Burmistrzyni zauważyła, że S8 stanie się swego rodzaju oknem na świat dla Barda i okolicznych miejscowości, z drugiej strony dotychczasowa przeładowana droga krajowa nr 8, wreszcie przestanie być nazywana drogą śmierci. Zadeklarowała pomoc gminy osobom, których działki ulegną wywłaszczeniu w przebrnięciu przez ten niełatwy etap. Ze swojej strony pomoc zadeklarował także radny wojewódzki
Adam Jaśnikowski.
- Dla dotychczas podpisanych umów z wykonawcami odcinków S8 spotkanie w Przyłęku jest ostatnim. Niebawem podpiszemy umowy na odcinki 4 i 5 i tam zorganizujemy analogiczne spotkania informacyjne. W odniesieniu do odcinka 7, z Barda do Kłodzka, to przygotowujemy program inwestycji dla przeprowadzenia kolejnego opracowania studium techniczno-ekonomiczno-środowiskowego. Ono będzie uwzględniać wcześniej opracowane wariant przebiegu tego odcinka, ale może pojawią się nowe propozycje, które również będą analizowane. Dlatego na tę chwilę nie możemy powiedzieć, jaki wariant będzie preferowany do uzyskania opinii środowiskowej - podkreśla dyrektor J. Dzikowski.

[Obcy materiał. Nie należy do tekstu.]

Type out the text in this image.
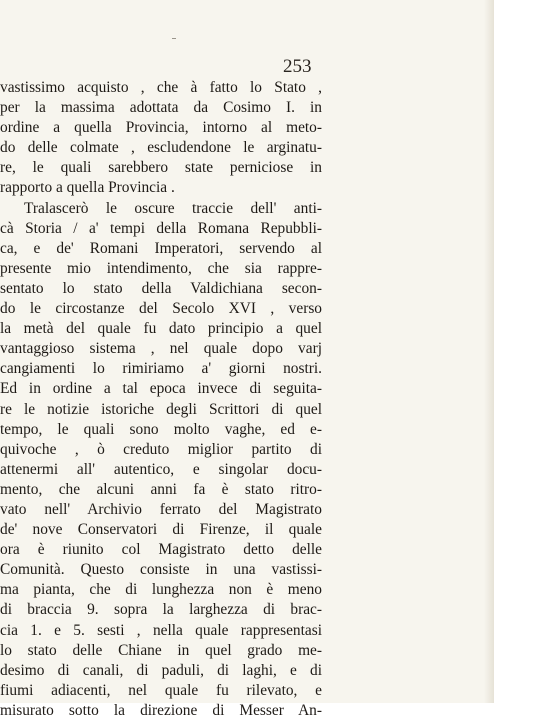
253
vastissimo acquisto , che à fatto lo Stato ,
per la massima adottata da Cosimo I. in
ordine a quella Provincia, intorno al meto-
do delle colmate , escludendone le arginatu-
re, le quali sarebbero state perniciose in
rapporto a quella Provincia .
Tralascerò le oscure traccie dell' anti-
cà Storia / a' tempi della Romana Repubbli-
ca, e de' Romani Imperatori, servendo al
presente mio intendimento, che sia rappre-
sentato lo stato della Valdichiana secon-
do le circostanze del Secolo XVI , verso
la metà del quale fu dato principio a quel
vantaggioso sistema , nel quale dopo varj
cangiamenti lo rimiriamo a' giorni nostri.
Ed in ordine a tal epoca invece di seguita-
re le notizie istoriche degli Scrittori di quel
tempo, le quali sono molto vaghe, ed e-
quivoche , ò creduto miglior partito di
attenermi all' autentico, e singolar docu-
mento, che alcuni anni fa è stato ritro-
vato nell' Archivio ferrato del Magistrato
de' nove Conservatori di Firenze, il quale
ora è riunito col Magistrato detto delle
Comunità. Questo consiste in una vastissi-
ma pianta, che di lunghezza non è meno
di braccia 9. sopra la larghezza di brac-
cia 1. e 5. sesti , nella quale rappresentasi
lo stato delle Chiane in quel grado me-
desimo di canali, di paduli, di laghi, e di
fiumi adiacenti, nel quale fu rilevato, e
misurato sotto la direzione di Messer An-
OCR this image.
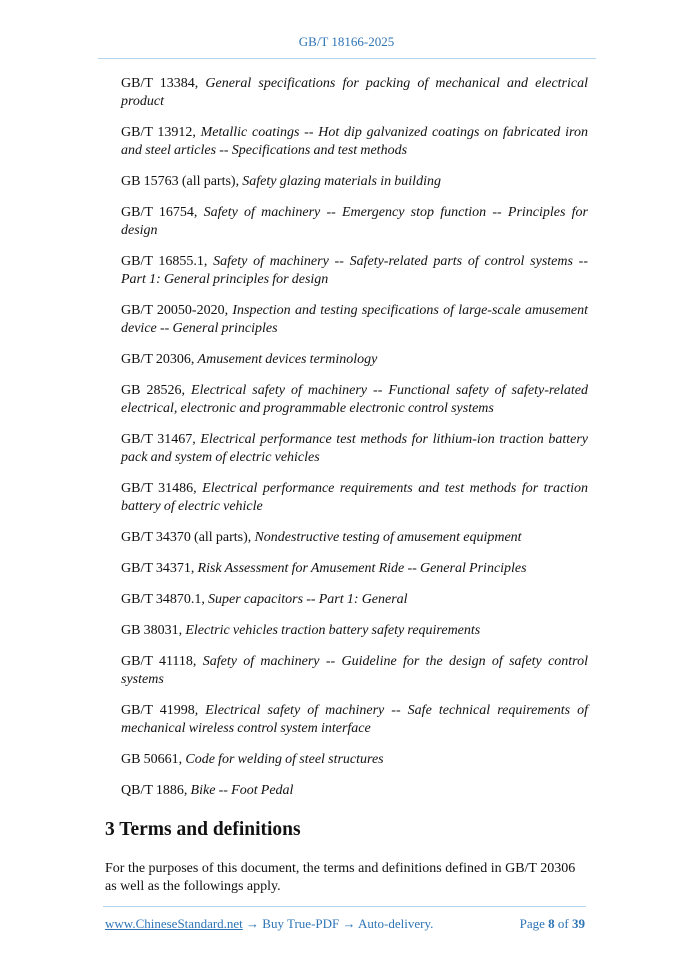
GB/T 18166-2025

GB/T 13384, General specifications for packing of mechanical and electrical product

GB/T 13912, Metallic coatings -- Hot dip galvanized coatings on fabricated iron and steel articles -- Specifications and test methods

GB 15763 (all parts), Safety glazing materials in building

GB/T 16754, Safety of machinery -- Emergency stop function -- Principles for design

GB/T 16855.1, Safety of machinery -- Safety-related parts of control systems -- Part 1: General principles for design

GB/T 20050-2020, Inspection and testing specifications of large-scale amusement device -- General principles

GB/T 20306, Amusement devices terminology

GB 28526, Electrical safety of machinery -- Functional safety of safety-related electrical, electronic and programmable electronic control systems

GB/T 31467, Electrical performance test methods for lithium-ion traction battery pack and system of electric vehicles

GB/T 31486, Electrical performance requirements and test methods for traction battery of electric vehicle

GB/T 34370 (all parts), Nondestructive testing of amusement equipment

GB/T 34371, Risk Assessment for Amusement Ride -- General Principles

GB/T 34870.1, Super capacitors -- Part 1: General

GB 38031, Electric vehicles traction battery safety requirements

GB/T 41118, Safety of machinery -- Guideline for the design of safety control systems

GB/T 41998, Electrical safety of machinery -- Safe technical requirements of mechanical wireless control system interface

GB 50661, Code for welding of steel structures

QB/T 1886, Bike -- Foot Pedal

3 Terms and definitions
For the purposes of this document, the terms and definitions defined in GB/T 20306 as well as the followings apply.
www.ChineseStandard.net → Buy True-PDF → Auto-delivery.	Page 8 of 39
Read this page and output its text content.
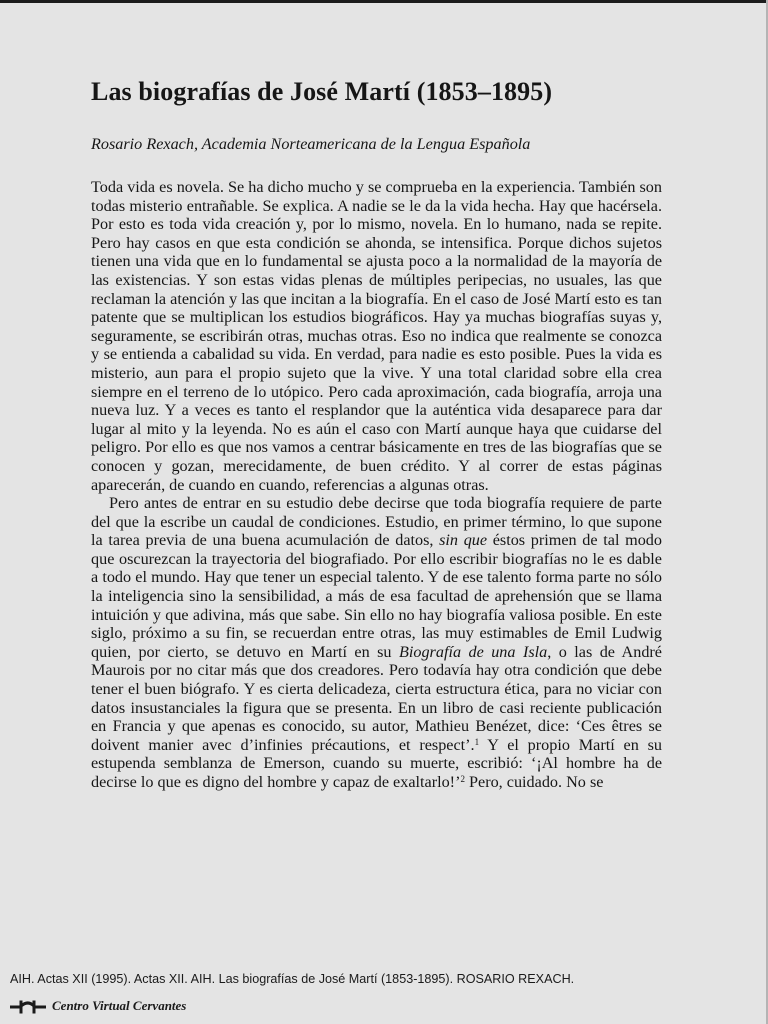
Las biografías de José Martí (1853–1895)

Rosario Rexach, Academia Norteamericana de la Lengua Española

Toda vida es novela. Se ha dicho mucho y se comprueba en la experiencia. También son todas misterio entrañable. Se explica. A nadie se le da la vida hecha. Hay que hacérsela. Por esto es toda vida creación y, por lo mismo, novela. En lo humano, nada se repite. Pero hay casos en que esta condición se ahonda, se intensifica. Porque dichos sujetos tienen una vida que en lo fundamental se ajusta poco a la normalidad de la mayoría de las existencias. Y son estas vidas plenas de múltiples peripecias, no usuales, las que reclaman la atención y las que incitan a la biografía. En el caso de José Martí esto es tan patente que se multiplican los estudios biográficos. Hay ya muchas biografías suyas y, seguramente, se escribirán otras, muchas otras. Eso no indica que realmente se conozca y se entienda a cabalidad su vida. En verdad, para nadie es esto posible. Pues la vida es misterio, aun para el propio sujeto que la vive. Y una total claridad sobre ella crea siempre en el terreno de lo utópico. Pero cada aproximación, cada biografía, arroja una nueva luz. Y a veces es tanto el resplandor que la auténtica vida desaparece para dar lugar al mito y la leyenda. No es aún el caso con Martí aunque haya que cuidarse del peligro. Por ello es que nos vamos a centrar básicamente en tres de las biografías que se conocen y gozan, merecidamente, de buen crédito. Y al correr de estas páginas aparecerán, de cuando en cuando, referencias a algunas otras.

Pero antes de entrar en su estudio debe decirse que toda biografía requiere de parte del que la escribe un caudal de condiciones. Estudio, en primer término, lo que supone la tarea previa de una buena acumulación de datos, sin que éstos primen de tal modo que oscurezcan la trayectoria del biografiado. Por ello escribir biografías no le es dable a todo el mundo. Hay que tener un especial talento. Y de ese talento forma parte no sólo la inteligencia sino la sensibilidad, a más de esa facultad de aprehensión que se llama intuición y que adivina, más que sabe. Sin ello no hay biografía valiosa posible. En este siglo, próximo a su fin, se recuerdan entre otras, las muy estimables de Emil Ludwig quien, por cierto, se detuvo en Martí en su Biografía de una Isla, o las de André Maurois por no citar más que dos creadores. Pero todavía hay otra condición que debe tener el buen biógrafo. Y es cierta delicadeza, cierta estructura ética, para no viciar con datos insustanciales la figura que se presenta. En un libro de casi reciente publicación en Francia y que apenas es conocido, su autor, Mathieu Benézet, dice: ‘Ces êtres se doivent manier avec d’infinies précautions, et respect’.$^1$ Y el propio Martí en su estupenda semblanza de Emerson, cuando su muerte, escribió: ‘¡Al hombre ha de decirse lo que es digno del hombre y capaz de exaltarlo!’$^2$ Pero, cuidado. No se

AIH. Actas XII (1995). Actas XII. AIH. Las biografías de José Martí (1853-1895). ROSARIO REXACH.

Centro Virtual Cervantes
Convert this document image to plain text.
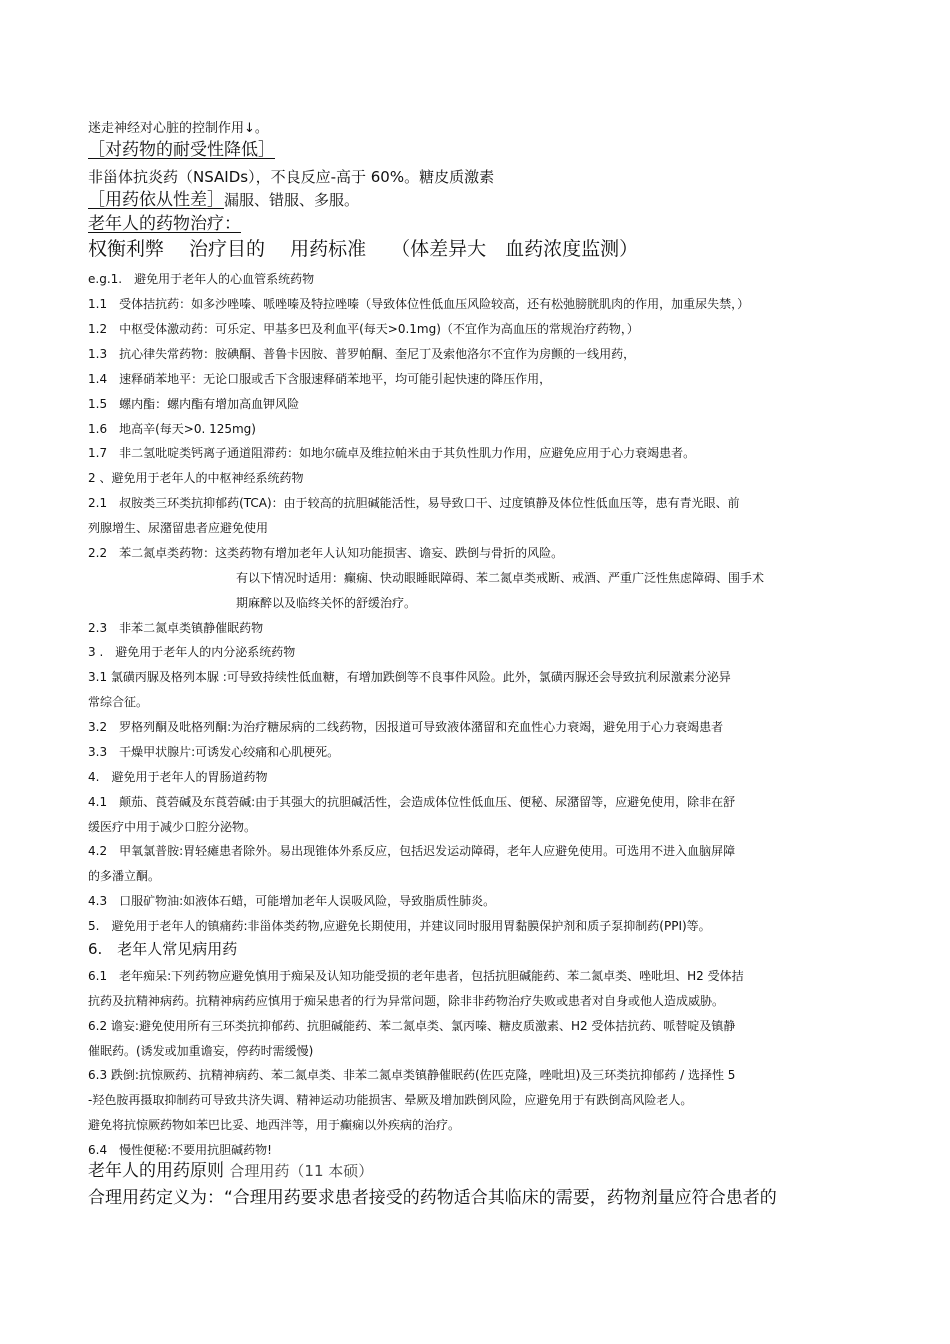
迷走神经对心脏的控制作用↓。
［对药物的耐受性降低］
非甾体抗炎药（NSAIDs），不良反应-高于 60%。糖皮质激素
［用药依从性差］漏服、错服、多服。
老年人的药物治疗：
权衡利弊　 治疗目的　 用药标准　 （体差异大　血药浓度监测）
e.g.1.　避免用于老年人的心血管系统药物
1.1　受体拮抗药：如多沙唑嗪、哌唑嗪及特拉唑嗪（导致体位性低血压风险较高，还有松弛膀胱肌肉的作用，加重尿失禁，）
1.2　中枢受体激动药：可乐定、甲基多巴及利血平(每天>0.1mg)（不宜作为高血压的常规治疗药物，）
1.3　抗心律失常药物：胺碘酮、普鲁卡因胺、普罗帕酮、奎尼丁及索他洛尔不宜作为房颤的一线用药，
1.4　速释硝苯地平：无论口服或舌下含服速释硝苯地平，均可能引起快速的降压作用，
1.5　螺内酯：螺内酯有增加高血钾风险
1.6　地高辛(每天>0. 125mg)
1.7　非二氢吡啶类钙离子通道阻滞药：如地尔硫卓及维拉帕米由于其负性肌力作用，应避免应用于心力衰竭患者。
2 、避免用于老年人的中枢神经系统药物
2.1　叔胺类三环类抗抑郁药(TCA)：由于较高的抗胆碱能活性，易导致口干、过度镇静及体位性低血压等，患有青光眼、前
列腺增生、尿潴留患者应避免使用
2.2　苯二氮卓类药物：这类药物有增加老年人认知功能损害、谵妄、跌倒与骨折的风险。
有以下情况时适用：癫痫、快动眼睡眠障碍、苯二氮卓类戒断、戒酒、严重广泛性焦虑障碍、围手术
期麻醉以及临终关怀的舒缓治疗。
2.3　非苯二氮卓类镇静催眠药物
3 .　避免用于老年人的内分泌系统药物
3.1 氯磺丙脲及格列本脲 :可导致持续性低血糖，有增加跌倒等不良事件风险。此外，氯磺丙脲还会导致抗利尿激素分泌异
常综合征。
3.2　罗格列酮及吡格列酮:为治疗糖尿病的二线药物，因报道可导致液体潴留和充血性心力衰竭，避免用于心力衰竭患者
3.3　干燥甲状腺片:可诱发心绞痛和心肌梗死。
4.　避免用于老年人的胃肠道药物
4.1　颠茄、莨菪碱及东莨菪碱:由于其强大的抗胆碱活性，会造成体位性低血压、便秘、尿潴留等，应避免使用，除非在舒
缓医疗中用于减少口腔分泌物。
4.2　甲氧氯普胺:胃轻瘫患者除外。易出现锥体外系反应，包括迟发运动障碍，老年人应避免使用。可选用不进入血脑屏障
的多潘立酮。
4.3　口服矿物油:如液体石蜡，可能增加老年人误吸风险，导致脂质性肺炎。
5.　避免用于老年人的镇痛药:非甾体类药物,应避免长期使用，并建议同时服用胃黏膜保护剂和质子泵抑制药(PPI)等。
6.　老年人常见病用药
6.1　老年痴呆:下列药物应避免慎用于痴呆及认知功能受损的老年患者，包括抗胆碱能药、苯二氮卓类、唑吡坦、H2 受体拮
抗药及抗精神病药。抗精神病药应慎用于痴呆患者的行为异常问题，除非非药物治疗失败或患者对自身或他人造成威胁。
6.2 谵妄:避免使用所有三环类抗抑郁药、抗胆碱能药、苯二氮卓类、氯丙嗪、糖皮质激素、H2 受体拮抗药、哌替啶及镇静
催眠药。(诱发或加重谵妄，停药时需缓慢)
6.3 跌倒:抗惊厥药、抗精神病药、苯二氮卓类、非苯二氮卓类镇静催眠药(佐匹克隆，唑吡坦)及三环类抗抑郁药 / 选择性 5
-羟色胺再摄取抑制药可导致共济失调、精神运动功能损害、晕厥及增加跌倒风险，应避免用于有跌倒高风险老人。
避免将抗惊厥药物如苯巴比妥、地西泮等，用于癫痫以外疾病的治疗。
6.4　慢性便秘:不要用抗胆碱药物!
老年人的用药原则 合理用药（11 本硕）
合理用药定义为：“合理用药要求患者接受的药物适合其临床的需要，药物剂量应符合患者的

Przesunięcie w czasie realizacji odcinka 7, to efekt "wrzucenia" przez rząd w ostatnim momencie poprzedniej kadencji parlamentu koncepcji przedłużenia S8 z Kłodzka do granicy państwa. Jakkolwiek wskazano na Boboszów, to już wiadomo, że z tą koncepcją nie zgadzają się m.in. włodarze gmin położonych wzdłuż DK nr 8 na ziemi kłodzkiej.